Un capitolo a parte riguarda la vicenda Supereco (ditta attiva nell’igiene urbana)–Catania: i flussi economici verso Ferraro (10mila euro mensili, secondo l’accusa) e i contatti che, per l’ufficio requirente, dimostrerebbero la capacità di interlocuzione mafiosa interprovinciale. Il
gip ha qualificato quelle condotte come millanterie funzionali a spillare denaro agli imprenditori; i pm replicano che i riscontri investigativi e le misure scattate in parallelo a Catania confermano il peso reale di quei rapporti. Il punto giuridico è netto: per la Dda non si è davanti a un’associazione ‘semplice’ nata per turbare gare, ma alla stabile ripresa del ruolo di Ferraro dentro la struttura mafiosa, con regole, protezioni, ripartizioni e servizi offerti agli imprenditori ‘amici’. La lettura alternativa del gip – che separa il ‘prima’ (fino al 2010) dal ‘dopo’ – è ritenuta atomistica e non rispettosa della logica dei gravi indizi: l’appello chiede quindi di riformare l’ordinanza e applicare a Ferraro una misura cautelare custodiale per mafia, ristabilendo anche il perimetro delle aggravanti di agevolazione mafiosa.

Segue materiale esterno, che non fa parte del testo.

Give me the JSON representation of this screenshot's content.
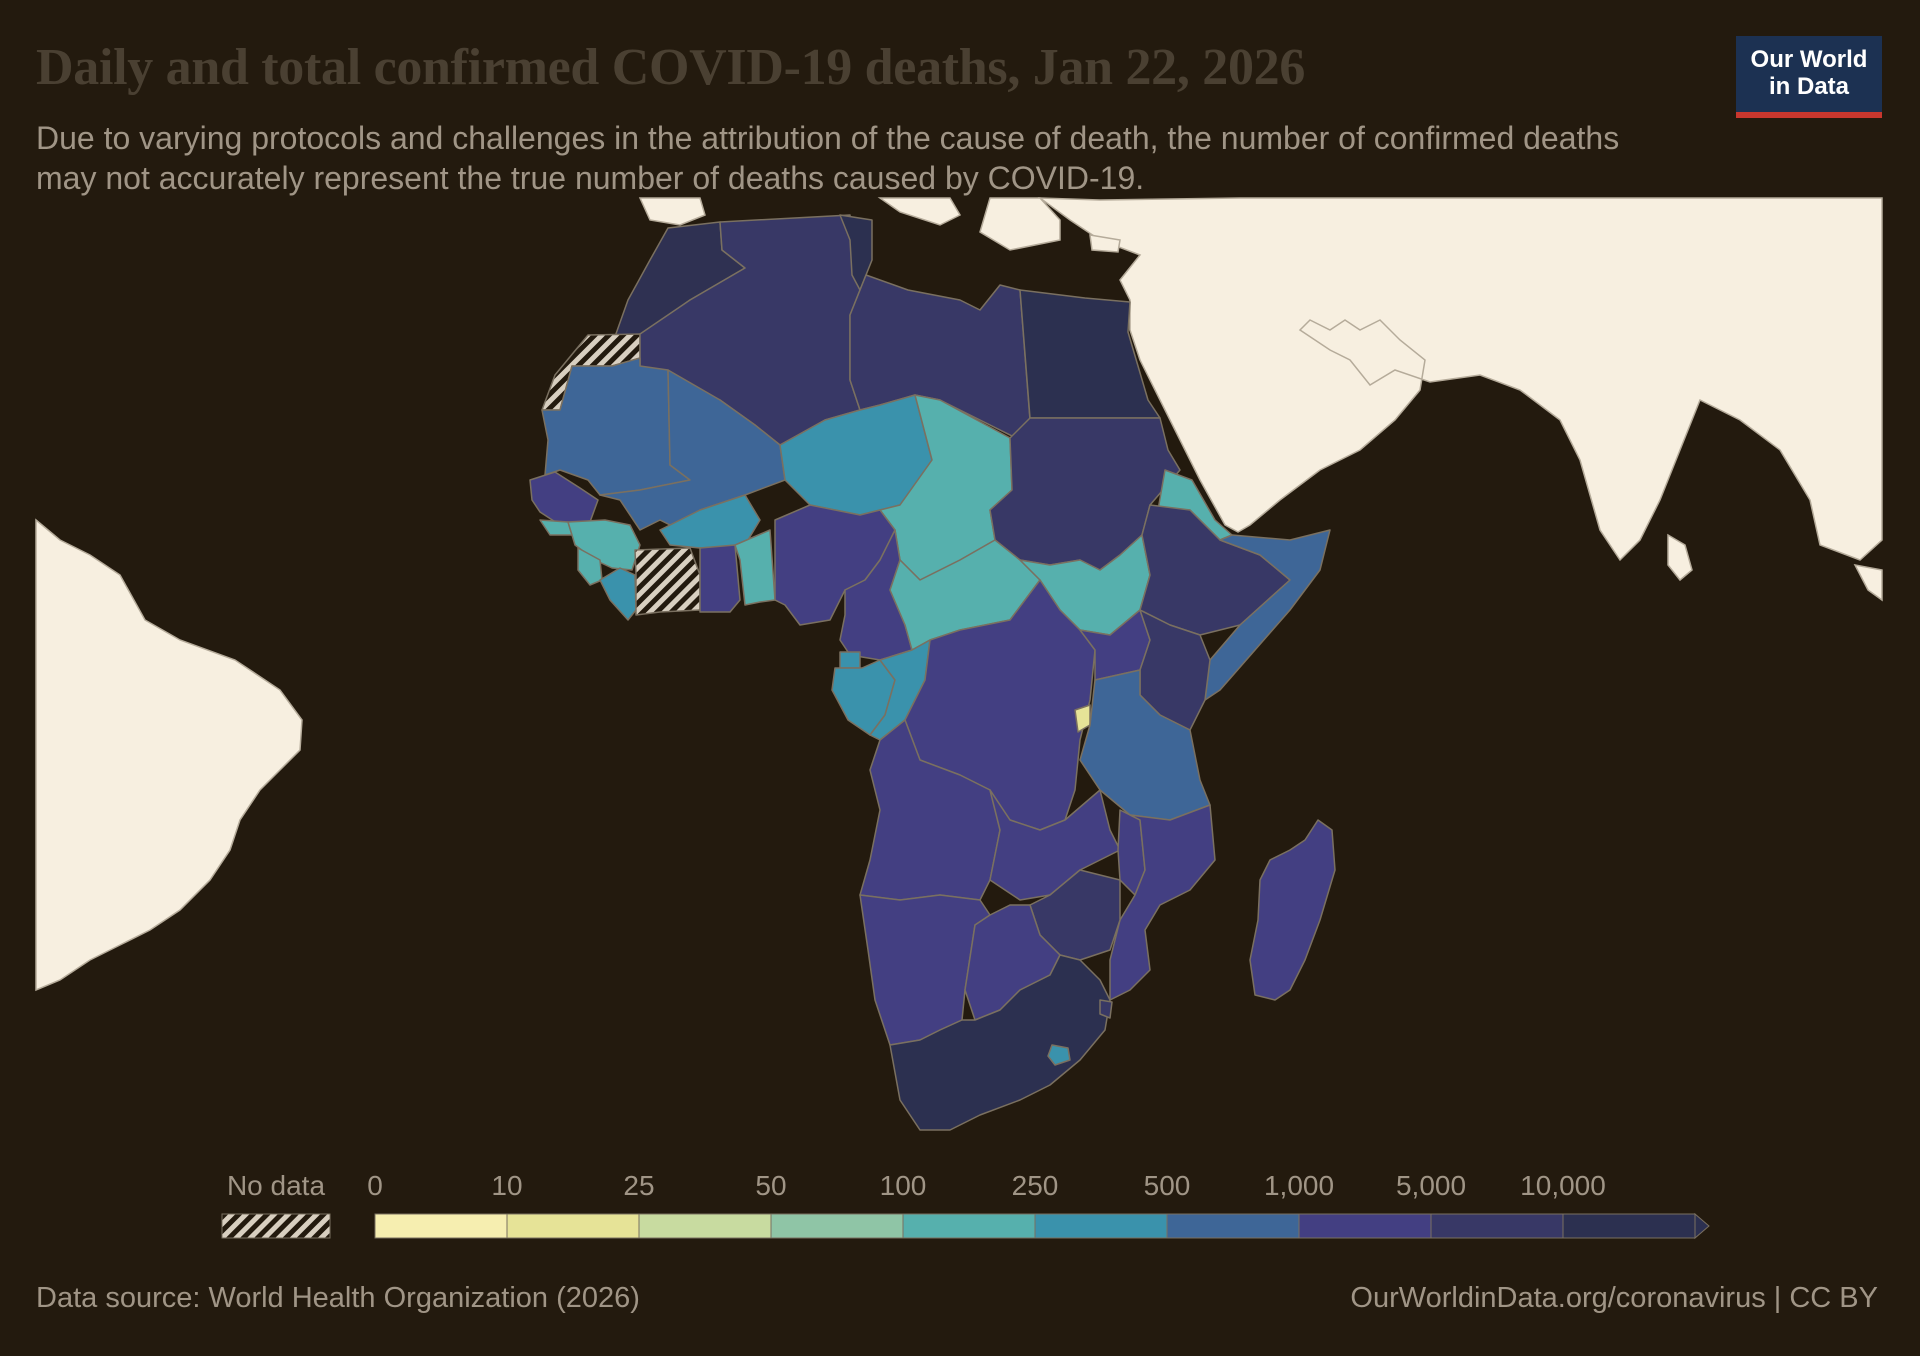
{
  "header": {
    "title": "Daily and total confirmed COVID-19 deaths, Jan 22, 2026",
    "subtitle": "Due to varying protocols and challenges in the attribution of the cause of death, the number of confirmed deaths may not accurately represent the true number of deaths caused by COVID-19.",
    "logo_line1": "Our World",
    "logo_line2": "in Data"
  },
  "legend": {
    "no_data_label": "No data",
    "bins": [
      {
        "label": "0",
        "color": "#f6eeb0"
      },
      {
        "label": "10",
        "color": "#e6e397"
      },
      {
        "label": "25",
        "color": "#c8dba0"
      },
      {
        "label": "50",
        "color": "#8fc5a6"
      },
      {
        "label": "100",
        "color": "#56b0ad"
      },
      {
        "label": "250",
        "color": "#3a92ac"
      },
      {
        "label": "500",
        "color": "#3e6697"
      },
      {
        "label": "1,000",
        "color": "#433f82"
      },
      {
        "label": "5,000",
        "color": "#383866"
      },
      {
        "label": "10,000",
        "color": "#2c3050"
      }
    ]
  },
  "colors": {
    "background": "#231a0e",
    "other_land": "#f7efe0",
    "border": "#7a7060",
    "no_data_hatch": "#d8cfc0"
  },
  "footer": {
    "source": "Data source: World Health Organization (2026)",
    "link": "OurWorldinData.org/coronavirus | CC BY"
  }
}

In sintesi, l’accusa vuole che il tribunale del Riesame ricomponga il mosaico: intercettazioni, flussi di denaro, mediazioni in ambito estorsivo, canali sugli appalti di rifiuti e sanificazioni, dichiarazioni dei collaboratori. Un fascio di elementi che, nel disegno della Dda, sorregge l’attualità della partecipazione mafiosa e giustifica la cautela più incisiva. Ora la parola passa ai giudici. L’inchiesta che ha interessato Ferraro – oggi in carcere per corruzione e turbativa d’asta senza aggravante mafiosa – lo scorso 9 settembre (quando è stata eseguita dai carabinieri l’ordinanza) aveva fatto scattare altre 16 misure cautelari (tutte senza contestazione di mafia), alcune delle quali però annullate dal Riesame, come quella per Giuseppe Rea, che era finito in cella per istigazione alla corruzione, riciclaggio e turbativa d’asta, e per Giuseppe Guida, che era ai domiciliari per corruzione. Tutti i soggetti coinvolti nell’indagine sono da ritenere innocenti fino a un’eventuale sentenza di condanna irrevocabile.